A traditional corn husk doll making session hosted by Humber North’s Aboriginal Resource Centre was also a lesson about remaining humble.
Corn husk doll making by using corn stalk is specific to the Haudenosaunee people, teaching humility, said Quazance Boissoneau, Humber’s Aboriginal Liaison Officer.
The making of the dolls is a morality story “to teach that everyone is equal,” she said.
Patricia Chrisjohn, the Healthy Living coordinator for the Indigenous Friendship Centre, told participants the origin of corn husk doll making comes from a story about a doll with a beautiful face who went from village to village, playing with children. One day she notices her reflection in a river.
“She started making judgments of people based on their looks, choosing who she’d play with,” Chrisjohn said.
As punishment for her judgemental actions, the girl’s face is taken away.
“Her face, what she considered to be her most prized possession, was gone because of the way she was treating all of the other children,” Chrisjohn said.
The people of the Haudenosaunee Confederacy, meaning the People of the Long House, from that day forward would make corn husk dolls without faces to remind themselves not to judge others based on appearance, she said.
The Great Spirit took her face away as punishment for her conceit.
“Everyone in the eyes of the creator are equal, we’re all loved, we’re all equal, we’re all valuable, and we’re all important,” Chrisjohn said. “It’s a story about respect, friendship and humility.”
The teachings of the story help people become conscious of how they look at other people and to see the pureness in someone’s spirit, she said.
Corn husk dolls can also be made as mementos, such as a doll can be made of a family member who is away from home, Chrisjohn said.

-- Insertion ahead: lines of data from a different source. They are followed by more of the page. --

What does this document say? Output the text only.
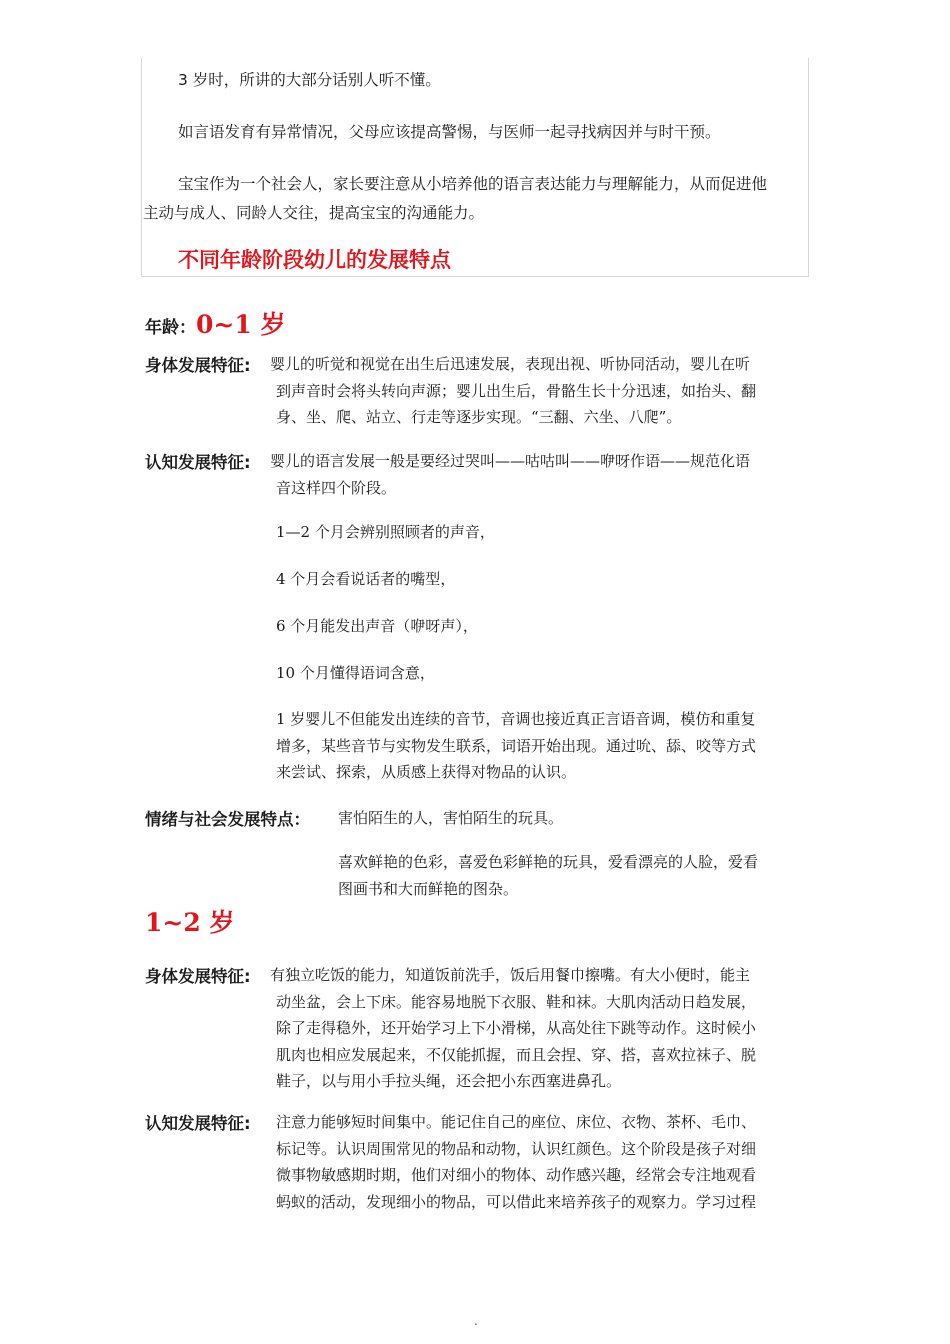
3 岁时，所讲的大部分话别人听不懂。
如言语发育有异常情况，父母应该提高警惕，与医师一起寻找病因并与时干预。
宝宝作为一个社会人，家长要注意从小培养他的语言表达能力与理解能力，从而促进他
主动与成人、同龄人交往，提高宝宝的沟通能力。
不同年龄阶段幼儿的发展特点
年龄：0~1 岁
身体发展特征: 婴儿的听觉和视觉在出生后迅速发展，表现出视、听协同活动，婴儿在听
到声音时会将头转向声源；婴儿出生后，骨骼生长十分迅速，如抬头、翻
身、坐、爬、站立、行走等逐步实现。“三翻、六坐、八爬”。
认知发展特征: 婴儿的语言发展一般是要经过哭叫——咕咕叫——咿呀作语——规范化语
音这样四个阶段。
1—2 个月会辨别照顾者的声音，
4 个月会看说话者的嘴型，
6 个月能发出声音（咿呀声），
10 个月懂得语词含意，
1 岁婴儿不但能发出连续的音节，音调也接近真正言语音调，模仿和重复
增多，某些音节与实物发生联系，词语开始出现。通过吮、舔、咬等方式
来尝试、探索，从质感上获得对物品的认识。
情绪与社会发展特点： 害怕陌生的人，害怕陌生的玩具。
喜欢鲜艳的色彩，喜爱色彩鲜艳的玩具，爱看漂亮的人脸，爱看
图画书和大而鲜艳的图杂。
1~2 岁
身体发展特征: 有独立吃饭的能力，知道饭前洗手，饭后用餐巾擦嘴。有大小便时，能主
动坐盆，会上下床。能容易地脱下衣服、鞋和袜。大肌肉活动日趋发展，
除了走得稳外，还开始学习上下小滑梯，从高处往下跳等动作。这时候小
肌肉也相应发展起来，不仅能抓握，而且会捏、穿、搭，喜欢拉袜子、脱
鞋子，以与用小手拉头绳，还会把小东西塞进鼻孔。
认知发展特征: 注意力能够短时间集中。能记住自己的座位、床位、衣物、茶杯、毛巾、
标记等。认识周围常见的物品和动物，认识红颜色。这个阶段是孩子对细
微事物敏感期时期，他们对细小的物体、动作感兴趣，经常会专注地观看
蚂蚁的活动，发现细小的物品，可以借此来培养孩子的观察力。学习过程
.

“Another idea is sending [those loved ones] a doll as a gift,” she said. “Dress it in a little piece of fabric that is part of your clothing. There are lots of ideas.”
ARC works in partnership with regional Aboriginal communities to host numerous events during the school year to ensure Aboriginal students are supported and connected to their learning environment academically, culturally and socially, Boissoneau said.